Despite a few further attempts to revive his flagging career (e.g. `Rumble ‘68’ and `Rumble-69’ – you get the drift), Link was probably too busy paying alimony for his eight children from three broken marriages.
1971’s eponymous LINK WRAY {*8} comeback set; which included a version of WILLIE DIXON’s `Trail Dragger’, was recorded in his home studio, a converted chicken coop. A more mellow effort that attempted to resurrect his various American indigenous and roots traditions in the mould of The BAND or VAN MORRISON (in a Mississippi Delta mood), or a one-man-band ROLLING STONES, somehow this LP got swept under the proverbial rug by Polydor Records. A shame in the fact that `Fire And Brimstone’, `La De Da’ and `Fallin’ Rain’ are now regarded as semi-classics.
Another LP that seemed to go under the radar, MORDICAI JONES (1972) {*6} featured guitarist/co-composer Link, and his brother Doug (plus keyboardist Bill Hodges), in a support role to the pseudonymous lead singer/pianist (a la Bobby Howard). Swamp blues in the mould of CREEDENCE CLEARWATER REVIVAL, it was certainly an esoteric time for the “Rumble” legend if one added WRAY’s all-out country-rock follow-up solo set, BE WHAT YOU WANT TO (1973) {*6}, which featured JERRY GARCIA, DAVID BROMBERG, COMMANDER CODY et al. Thankfully, there was a bit of everything in the country blues man’s final LP for Polydor, THE LINK WRAY RUMBLE (1974) {*6}.

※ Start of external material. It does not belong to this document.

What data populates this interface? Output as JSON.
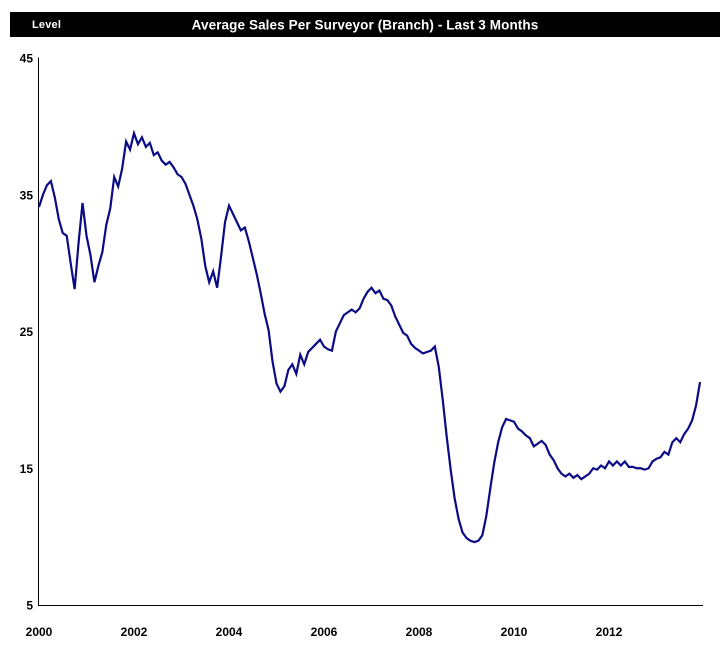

On the back of rather patchy blues album for UK Virgin Records, entitled STUCK IN GEAR (1976) {*6} – that saw Link take up vocals again – the great guitarist was back in the spotlight in ‘77 with rockabilly revivalist ROBERT GORDON (ex-TUFF DARTS). A pointer towards up-and-coming acts from The CRAMPS and TAV FALCO’s PANTHER BURNS to STRAY CATS and the psychobilly movement of the 80s, several singles – including minor hit `Red Hot’ – and a pair of LPs: `Robert Gordon With Link Wray’ (1977) and `Fresh Fish Special’ (1978), competed for a time with punk and the new wave.
But no matter what style the Wray man chose; blues seemed to prevail for BULLSHOT (1979) {*6}; and garage-surf for LIVE AT THE PARADISO (1980) {*6}, the 50 year-old just couldn’t rock’n’roll back into contention. That could said for all Link’s sets on London-based Big Beat/Ace Records: namely LIVE IN ’85 (1986) {*6}, RUMBLE MAN (1989) {*6}, APACHE (1990) {*6} and WILD SIDE OF THE CITY LIGHTS (1990) {*6}, which kept up his high rockabilly momentum if nothing else.

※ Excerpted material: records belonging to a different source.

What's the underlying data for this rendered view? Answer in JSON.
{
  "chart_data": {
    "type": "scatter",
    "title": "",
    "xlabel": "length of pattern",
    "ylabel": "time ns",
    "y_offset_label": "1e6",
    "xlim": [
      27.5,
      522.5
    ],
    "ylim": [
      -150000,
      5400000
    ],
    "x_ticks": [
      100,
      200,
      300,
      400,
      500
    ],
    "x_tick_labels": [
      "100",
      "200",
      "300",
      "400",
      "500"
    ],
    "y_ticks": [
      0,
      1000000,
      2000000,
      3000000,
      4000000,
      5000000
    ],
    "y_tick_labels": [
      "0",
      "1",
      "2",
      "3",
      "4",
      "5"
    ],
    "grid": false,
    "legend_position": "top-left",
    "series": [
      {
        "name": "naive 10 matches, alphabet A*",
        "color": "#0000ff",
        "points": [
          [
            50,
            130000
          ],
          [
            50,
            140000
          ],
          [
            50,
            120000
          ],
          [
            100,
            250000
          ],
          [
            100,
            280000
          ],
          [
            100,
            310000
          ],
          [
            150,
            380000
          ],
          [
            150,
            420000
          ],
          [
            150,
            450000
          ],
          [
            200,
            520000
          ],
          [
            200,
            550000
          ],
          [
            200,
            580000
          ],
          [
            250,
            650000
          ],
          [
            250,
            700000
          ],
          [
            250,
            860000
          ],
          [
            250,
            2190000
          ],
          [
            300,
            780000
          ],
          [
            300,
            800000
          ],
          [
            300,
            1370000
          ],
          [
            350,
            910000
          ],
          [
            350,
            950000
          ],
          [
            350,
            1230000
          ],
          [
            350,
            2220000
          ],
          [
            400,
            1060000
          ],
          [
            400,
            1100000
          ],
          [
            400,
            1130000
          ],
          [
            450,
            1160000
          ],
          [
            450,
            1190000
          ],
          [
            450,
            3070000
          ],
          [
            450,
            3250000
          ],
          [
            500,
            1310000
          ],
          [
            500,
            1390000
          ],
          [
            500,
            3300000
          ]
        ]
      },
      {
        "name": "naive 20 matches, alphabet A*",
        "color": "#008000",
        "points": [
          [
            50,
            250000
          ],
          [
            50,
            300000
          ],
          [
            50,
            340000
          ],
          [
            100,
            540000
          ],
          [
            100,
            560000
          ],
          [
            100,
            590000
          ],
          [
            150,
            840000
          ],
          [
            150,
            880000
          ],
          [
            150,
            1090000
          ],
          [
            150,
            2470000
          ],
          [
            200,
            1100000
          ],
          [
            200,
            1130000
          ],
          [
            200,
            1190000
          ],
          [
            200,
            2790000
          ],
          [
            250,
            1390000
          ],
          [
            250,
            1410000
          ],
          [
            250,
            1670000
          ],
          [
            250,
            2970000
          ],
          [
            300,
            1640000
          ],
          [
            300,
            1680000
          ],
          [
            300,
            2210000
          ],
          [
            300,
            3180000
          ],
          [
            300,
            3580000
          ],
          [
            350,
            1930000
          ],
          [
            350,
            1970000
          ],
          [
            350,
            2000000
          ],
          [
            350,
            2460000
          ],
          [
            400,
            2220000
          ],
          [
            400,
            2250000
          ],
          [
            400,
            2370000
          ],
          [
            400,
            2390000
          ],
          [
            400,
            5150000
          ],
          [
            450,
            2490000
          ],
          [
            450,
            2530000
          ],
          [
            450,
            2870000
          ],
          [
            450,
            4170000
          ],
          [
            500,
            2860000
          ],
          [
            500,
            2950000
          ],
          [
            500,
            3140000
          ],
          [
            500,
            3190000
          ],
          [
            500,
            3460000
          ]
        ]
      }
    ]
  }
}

Cited by the likes of The GUN CLUB and aforesaid The CRAMPS as a huge influence, WRAY was never short of connections. And with 1993’s disappointing INDIAN CHILD {*4} – recorded for Epic Records in Denmark where he’d resided with his wife Olive since 1980 – the brave Link came across as a SPRINGSTEEN impersonating ELVIS or ORBISON.

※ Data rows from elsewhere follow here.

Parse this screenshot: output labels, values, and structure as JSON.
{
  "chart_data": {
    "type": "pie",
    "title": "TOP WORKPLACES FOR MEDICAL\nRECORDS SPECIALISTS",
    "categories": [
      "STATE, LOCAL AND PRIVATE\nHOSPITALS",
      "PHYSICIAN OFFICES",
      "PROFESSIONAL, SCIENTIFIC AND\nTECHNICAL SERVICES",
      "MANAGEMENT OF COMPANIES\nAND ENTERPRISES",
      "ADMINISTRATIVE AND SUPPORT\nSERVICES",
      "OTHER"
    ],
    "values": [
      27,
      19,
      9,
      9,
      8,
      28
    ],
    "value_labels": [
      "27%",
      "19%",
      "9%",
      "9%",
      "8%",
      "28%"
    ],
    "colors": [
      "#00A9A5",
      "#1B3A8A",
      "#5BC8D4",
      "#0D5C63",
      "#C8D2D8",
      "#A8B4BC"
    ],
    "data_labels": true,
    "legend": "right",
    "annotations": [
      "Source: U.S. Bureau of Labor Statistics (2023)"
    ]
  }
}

Ace Records duly allowed the leather-jacketed icon – now in his late 60s – to make amends by way of a brace of classy and ready-made rock’n’roll sets: SHADOWMAN (1997) {*7} and BARBED WIRE (2000) {*7}, CDs much more in line to the legend’s aura and image. Sadly, part of rockabilly’s heritage, and all its offshoots, died the day LINK WRAY passed away on November 5, 2005.